Incumbents swept all four Jefferson County Board of Education races on the ballot Tuesday, signaling voters’ satisfaction with the direction of the state’s largest public school system.
District 1 member and board chair Diane Porter is projected to hold onto her seat.
Porter and her fellow incumbents have steered the district through one of the most tumultuous periods for education in recent memory, making agonizing decisions about how to balance students’ educational needs with safety during a deadly pandemic.
They’ve also dealt with longstanding hot-button issues. In the last two years, members passed a significant tax increase, overhauled a decades-old desegregation plan and approved a new plan for armed police on school campuses.
Because mask mandates and other COVID-19 safety measures became politicized, even in a nonpartisan race, the board’s relatively cautious approach to pandemic-era learning left incumbents open to political attack from the right.
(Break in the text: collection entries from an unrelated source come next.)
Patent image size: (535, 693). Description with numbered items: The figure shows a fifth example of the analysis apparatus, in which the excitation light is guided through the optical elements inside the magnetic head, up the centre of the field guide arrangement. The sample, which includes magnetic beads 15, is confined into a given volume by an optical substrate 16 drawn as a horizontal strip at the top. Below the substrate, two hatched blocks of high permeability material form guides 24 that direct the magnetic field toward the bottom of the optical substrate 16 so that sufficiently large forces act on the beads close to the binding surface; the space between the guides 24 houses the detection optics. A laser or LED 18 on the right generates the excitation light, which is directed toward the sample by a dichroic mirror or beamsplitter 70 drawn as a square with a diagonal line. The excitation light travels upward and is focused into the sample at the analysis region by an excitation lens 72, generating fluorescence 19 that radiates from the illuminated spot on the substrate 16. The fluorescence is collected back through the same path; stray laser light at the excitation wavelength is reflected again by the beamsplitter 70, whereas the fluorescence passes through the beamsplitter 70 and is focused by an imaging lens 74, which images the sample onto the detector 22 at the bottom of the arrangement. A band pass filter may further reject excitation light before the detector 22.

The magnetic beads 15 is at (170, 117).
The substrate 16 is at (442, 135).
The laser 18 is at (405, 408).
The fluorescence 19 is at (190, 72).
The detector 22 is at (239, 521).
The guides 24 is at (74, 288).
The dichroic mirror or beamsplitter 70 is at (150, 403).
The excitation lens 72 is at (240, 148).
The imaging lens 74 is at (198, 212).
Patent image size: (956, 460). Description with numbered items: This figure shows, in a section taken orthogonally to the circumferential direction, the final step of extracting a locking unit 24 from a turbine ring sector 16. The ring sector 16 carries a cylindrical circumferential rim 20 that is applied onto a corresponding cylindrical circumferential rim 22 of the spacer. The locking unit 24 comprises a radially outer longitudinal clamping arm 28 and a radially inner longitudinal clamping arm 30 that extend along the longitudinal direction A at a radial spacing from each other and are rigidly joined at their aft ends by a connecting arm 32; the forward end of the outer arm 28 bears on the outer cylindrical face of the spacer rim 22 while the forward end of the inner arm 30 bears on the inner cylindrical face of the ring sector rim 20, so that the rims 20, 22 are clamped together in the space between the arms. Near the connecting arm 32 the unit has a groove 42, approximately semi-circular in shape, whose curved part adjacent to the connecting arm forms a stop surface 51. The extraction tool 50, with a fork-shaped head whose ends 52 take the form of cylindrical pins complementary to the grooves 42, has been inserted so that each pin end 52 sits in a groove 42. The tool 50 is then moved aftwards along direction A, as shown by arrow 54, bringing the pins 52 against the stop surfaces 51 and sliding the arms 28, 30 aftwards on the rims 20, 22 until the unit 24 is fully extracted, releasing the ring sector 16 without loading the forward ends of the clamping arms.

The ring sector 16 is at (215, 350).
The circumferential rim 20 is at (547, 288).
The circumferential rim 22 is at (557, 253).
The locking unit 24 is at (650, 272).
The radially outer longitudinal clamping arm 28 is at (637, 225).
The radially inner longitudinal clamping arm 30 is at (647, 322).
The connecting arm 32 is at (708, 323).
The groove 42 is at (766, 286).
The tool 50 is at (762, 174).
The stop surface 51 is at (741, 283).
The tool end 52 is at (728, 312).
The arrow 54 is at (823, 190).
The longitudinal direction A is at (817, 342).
So did some incumbents’ support for tax increases and racial equity efforts.
Each incumbent drew at least one challenger backed by local conservative groups opposed to mask mandates, remote learning and other issues around race and gender that became resonant with some conservatives nationally.
Those opponents organized largely through the Facebook group “Jefferson County Kids Matter,” and have been front and center at board meetings over the last two years, railing against masks, racial equity efforts, and books that center LGBTQ characters.
But Tuesday’s results suggest they’re a vocal minority in Jefferson County.
In District 3, in northeast Jefferson County, Steve Ullum, one of the most prominent members of “Jefferson County Kids Matter,” is projected to have lost by just over 1,000 votes to incumbent James Craig.
In District 6, preliminary results show incumbent Corrie Shull, a vocal proponent of racial equity initiatives, beat out conservative-backed challenger Misty Glin by a margin of more than 2,100 votes.
In addition to Jefferson County’s progressive political leanings, incumbents benefitted from nearly $800,000 the local teachers’ union’s political action committee spent on advertisements.
The union PAC, Better Schools Kentucky, had outspent conservative PAC Kentucky Tomorrow, Inc., more than 10 to 1 as of November 1.